An experimental deep learning & genotype network-based system for predicting new influenza protein sequences.
Flu Forecaster was first fully developed during my time as an Insight Health Data Fellow. The projected business use case is to predict what future strains of flu will look like, which would thus help inform the pre-emptive development of vaccines. No longer would we have to select currently-circulating strains; instead, we could forecast what strains would look like 6 months down the road, pre-emptively synthesize them (using synthetic biology methods), and rapidly scale up production of the ones used for the flu shot vaccine.
Flu Forecaster is hosted on Heroku, but can also be hosted locally. An internet connection is required for the display components and for downloading data from this GitHub repository.
To develop Flu Forecaster, it is recommended that you have access to a GPU.
Flu Forecaster's dashboard is written using Flask, Bokeh and pandas.
Flu Forecaster's back-end is powered by Jupyter notebooks that use machine learning algorithms implemented in Keras and PyMC3.
Keras is used for the variational autoencoders, which learn a continuous, lower dimensional, and latent embedding of influenza protein sequence space, and can generate new sequences from that space.
PyMC3 is used for gaussian process regression, which allows us to model arbitrary time-varying functions, thus providing a way to forecast where (in the latent space) influenza is evolving towards. Once we have those forecasted latent space coordinates, we can decode them back into protein sequences.

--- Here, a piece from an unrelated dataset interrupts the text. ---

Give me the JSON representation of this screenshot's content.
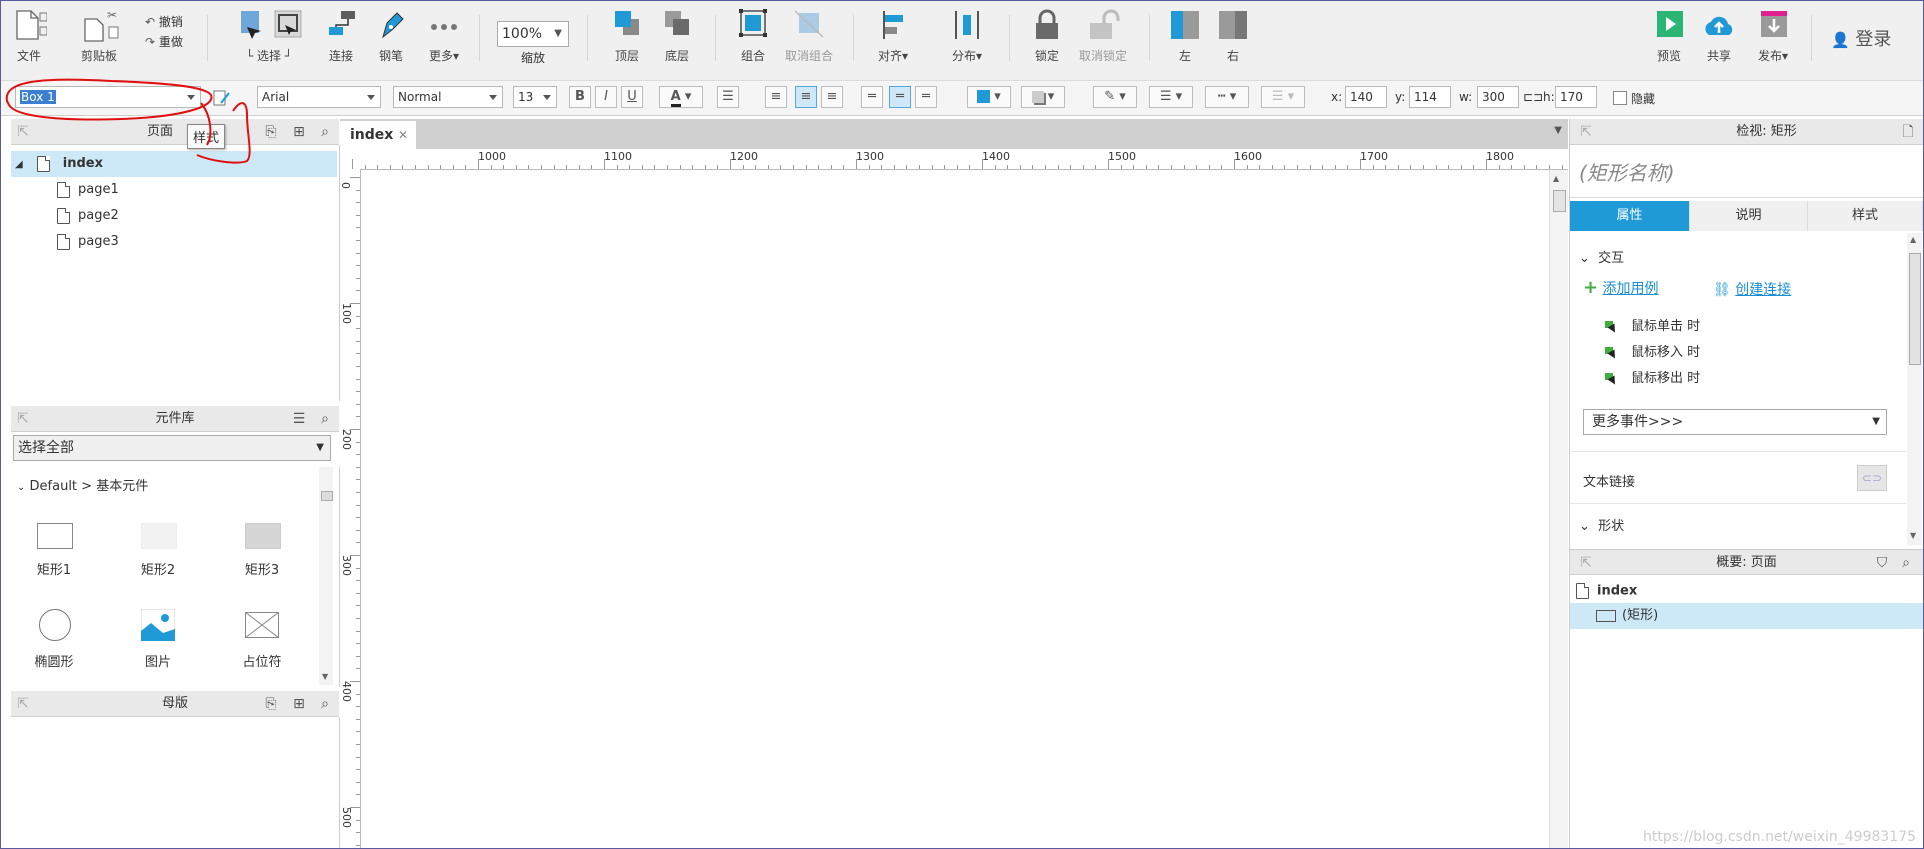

Behind all of this is some real influenza biology. Influenza evolves under evolutionary pressure, arising from our immune systems, vaccines, drug treatments, and possibly more pressure sources not mentioned here. The process of evolution essentially results in taking currently-circulating viruses, weeding out those that are "unfit", and making new viruses based on currently-circulating ones. Thus, current strains are the substrate for future strains.
Yet, when we talk about "sequences", there's no notion of "direction". Who's to say that the mutation of one position from a K to an L is moving "forward" in time? An alternative is to learn vectors in continuous space. This is why we use a variational autoencoder (VAE). The VAE translates the discrete representation of our sequence data (a one-of-K encoding of amino acids at each position) into a continuous, "latent" representation.
Once we're in the latent representation, then we can train a Gaussian Processes (GPs) regression model on the data and use it to make extrapolations.